The main possibility for failure here is if an antivirus flags the pyinstaller result as a threat in the same manner as what it does for Windows.
Guess what: virustotal.com shows ZERO out of 58 virus scan programs that flagged gpsio-host (executable) as a threat. And ZERO out of 59 for test (executable). Very interesting!
This all appears to work nicely. Pushed a new version of the mac installer, the test of that installer on another mac should happen in the next few days.
Other user's test failed again with the same symptom as the 'so close...' comment above - a dialog pops up during installation saying that python3 needs to be installed. Duh - the popup shows during installation, meaning that it's the postinstall script that needs python3. The work between then and now addressed the fact that the >host< needs its own python3 - which is true and important and resolved above with pyinstaller, so it wasn't wasted work - but the immediate symptom was that the >installer< needs python3. Duh.
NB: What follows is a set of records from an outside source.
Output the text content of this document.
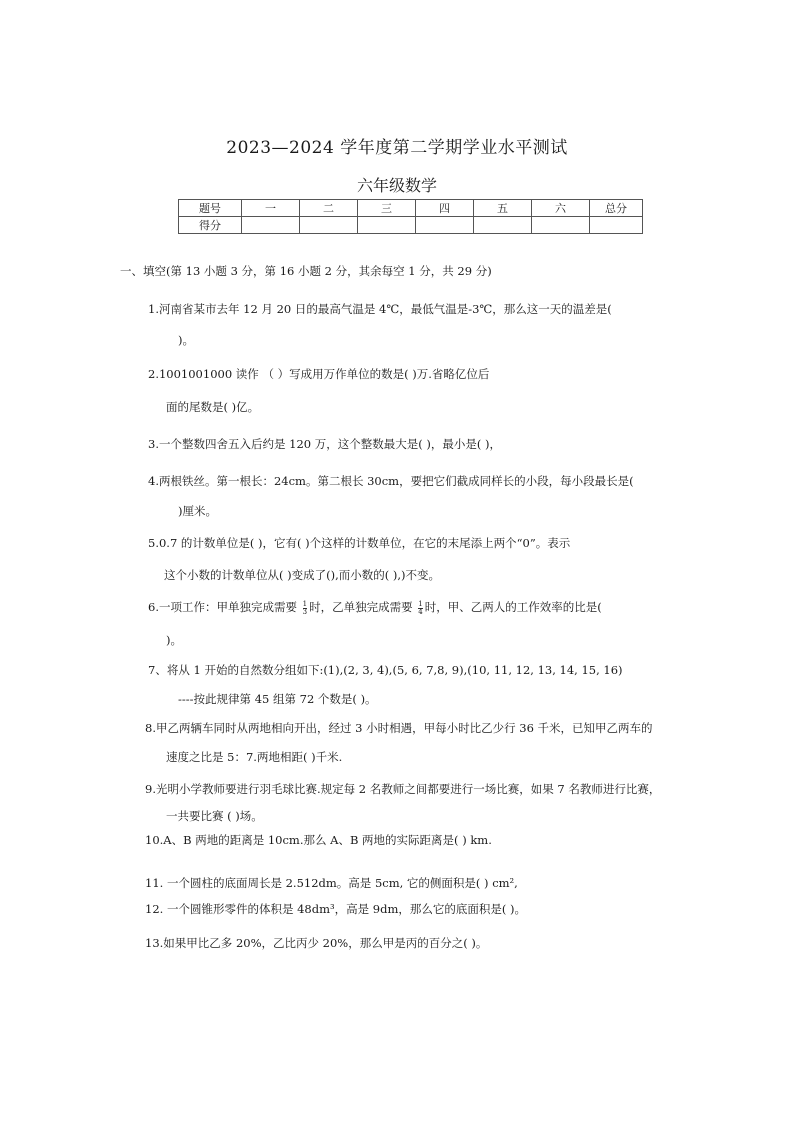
2023—2024 学年度第二学期学业水平测试
六年级数学
题号	一	二	三	四	五	六	总分
得分							
一、填空(第 13 小题 3 分，第 16 小题 2 分，其余每空 1 分，共 29 分)
1.河南省某市去年 12 月 20 日的最高气温是 4℃，最低气温是-3℃，那么这一天的温差是(
)。
2.1001001000 读作 （ ）写成用万作单位的数是( )万.省略亿位后
面的尾数是( )亿。
3.一个整数四舍五入后约是 120 万，这个整数最大是( )，最小是( )，
4.两根铁丝。第一根长：24cm。第二根长 30cm，要把它们截成同样长的小段，每小段最长是(
)厘米。
5.0.7 的计数单位是( )，它有( )个这样的计数单位，在它的末尾添上两个“0”。表示
这个小数的计数单位从( )变成了(),而小数的( ),)不变。
6.一项工作：甲单独完成需要 $\frac{1}{3}$ 时，乙单独完成需要 $\frac{1}{4}$ 时，甲、乙两人的工作效率的比是(
)。
7、将从 1 开始的自然数分组如下:(1),(2, 3, 4),(5, 6, 7,8, 9),(10, 11, 12, 13, 14, 15, 16)
----按此规律第 45 组第 72 个数是( )。
8.甲乙两辆车同时从两地相向开出，经过 3 小时相遇，甲每小时比乙少行 36 千米，已知甲乙两车的
速度之比是 5：7.两地相距( )千米.
9.光明小学教师要进行羽毛球比赛.规定每 2 名教师之间都要进行一场比赛，如果 7 名教师进行比赛，
一共要比赛 ( )场。
10.A、B 两地的距离是 10cm.那么 A、B 两地的实际距离是( ) km.
11. 一个圆柱的底面周长是 2.512dm。高是 5cm, 它的侧面积是( ) cm²,
12. 一个圆锥形零件的体积是 48dm³，高是 9dm，那么它的底面积是( )。
13.如果甲比乙多 20%，乙比丙少 20%，那么甲是丙的百分之( )。
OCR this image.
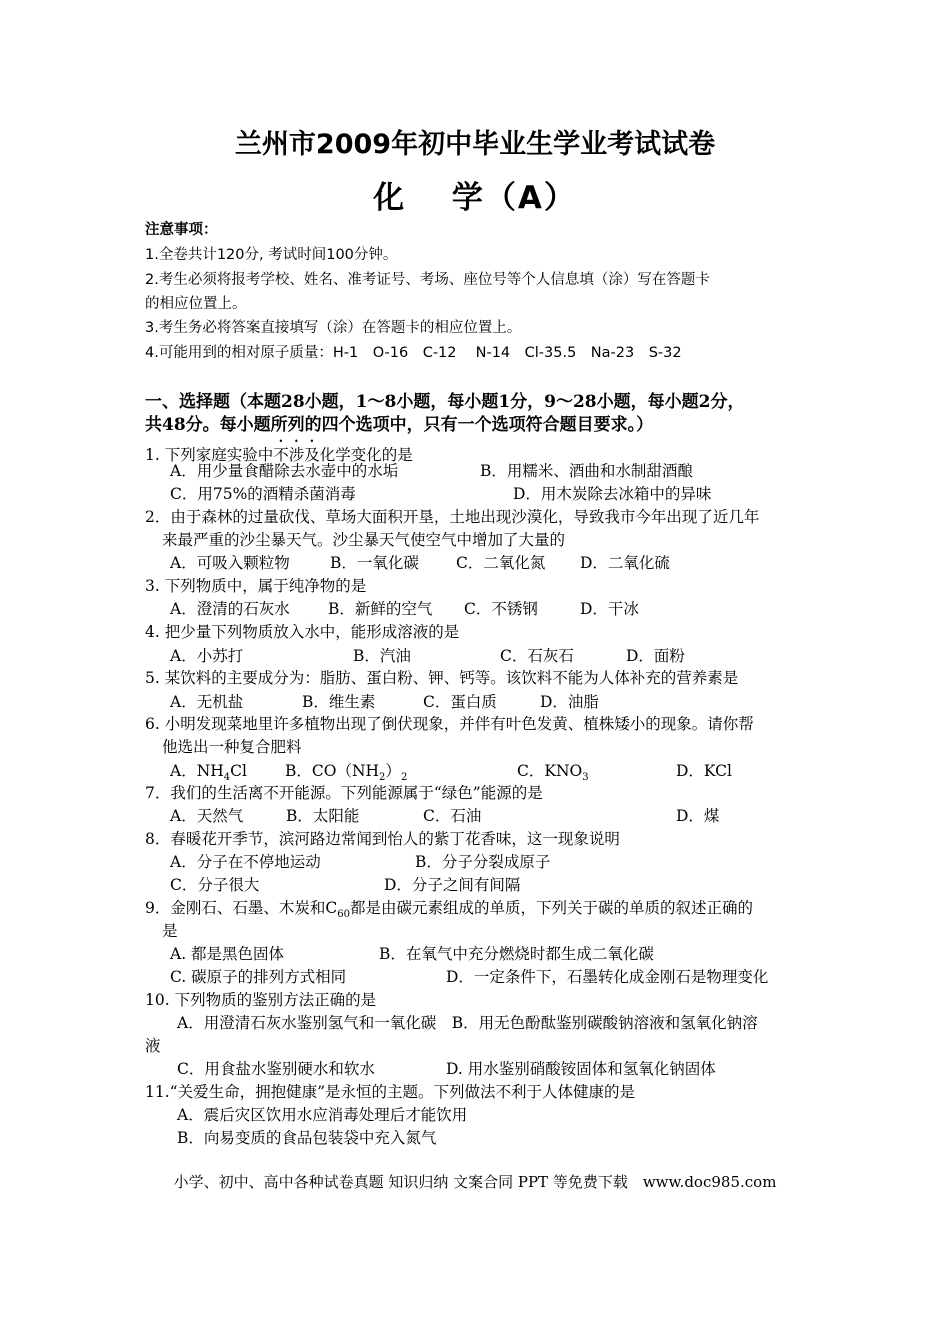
兰州市2009年初中毕业生学业考试试卷
化　 学（A）
注意事项：
1.全卷共计120分, 考试时间100分钟。
2.考生必须将报考学校、姓名、准考证号、考场、座位号等个人信息填（涂）写在答题卡
的相应位置上。
3.考生务必将答案直接填写（涂）在答题卡的相应位置上。
4.可能用到的相对原子质量：H-1　O-16　C-12　 N-14　Cl-35.5　Na-23　S-32
一、选择题（本题28小题，1～8小题，每小题1分，9～28小题，每小题2分，
共48分。每小题所列的四个选项中，只有一个选项符合题目要求。）
1. 下列家庭实验中不涉及化学变化的是
A．用少量食醋除去水壶中的水垢	B．用糯米、酒曲和水制甜酒酿
C．用75%的酒精杀菌消毒	D．用木炭除去冰箱中的异味
2．由于森林的过量砍伐、草场大面积开垦，土地出现沙漠化，导致我市今年出现了近几年
来最严重的沙尘暴天气。沙尘暴天气使空气中增加了大量的
A．可吸入颗粒物	B．一氧化碳 C．二氧化氮 D．二氧化硫
3. 下列物质中，属于纯净物的是
A．澄清的石灰水 B．新鲜的空气 C．不锈钢	D．干冰
4. 把少量下列物质放入水中，能形成溶液的是
A．小苏打	B．汽油	C．石灰石	D．面粉
5. 某饮料的主要成分为：脂肪、蛋白粉、钾、钙等。该饮料不能为人体补充的营养素是
A．无机盐	B．维生素	C．蛋白质	D．油脂
6. 小明发现菜地里许多植物出现了倒伏现象，并伴有叶色发黄、植株矮小的现象。请你帮
他选出一种复合肥料
A．$NH_4Cl$ B．$CO(NH_2)_2$	C．$KNO_3$	D．KCl
7．我们的生活离不开能源。下列能源属于“绿色”能源的是
A．天然气	B．太阳能	C．石油	D．煤
8．春暖花开季节，滨河路边常闻到怡人的紫丁花香味，这一现象说明
A．分子在不停地运动	B．分子分裂成原子
C．分子很大	D．分子之间有间隔
9．金刚石、石墨、木炭和$C_{60}$都是由碳元素组成的单质，下列关于碳的单质的叙述正确的
是
A. 都是黑色固体	B．在氧气中充分燃烧时都生成二氧化碳
C. 碳原子的排列方式相同	D．一定条件下，石墨转化成金刚石是物理变化
10. 下列物质的鉴别方法正确的是
A．用澄清石灰水鉴别氢气和一氧化碳　B．用无色酚酞鉴别碳酸钠溶液和氢氧化钠溶
液
C．用食盐水鉴别硬水和软水	D. 用水鉴别硝酸铵固体和氢氧化钠固体
11.“关爱生命，拥抱健康”是永恒的主题。下列做法不利于人体健康的是
A．震后灾区饮用水应消毒处理后才能饮用
B．向易变质的食品包装袋中充入氮气
小学、初中、高中各种试卷真题 知识归纳 文案合同 PPT 等免费下载　www.doc985.com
The windows installer already accounts for this, running the embeddable python interpreter provided by the NSIS self-extracting-archive, since the NSIS installer calls this line for each installation stage:
!define py "$INSTDIR/host/dist/python.exe $INSTDIR/install-gpsio.py"
So we need to see if we can do something similar for mac.
Back-porting to python2 is an option but that would completely invalidate the current cross-platform installer script: no sense in back-porting the Windows install script to python2 since it's already running with the embeddable python3.
So, maybe try pyinstaller onefile to make the executable, and use that as the postinstall script?
pyinstaller --onefile install-gpsio.py (then incorporating the resulting executable as the pkgbuild postinstall script) did the trick. The other user's test worked out. Closing this ticket. Note that the other user's test revealed a new issue #36.
Wait to start this issue until the Windows installer is done.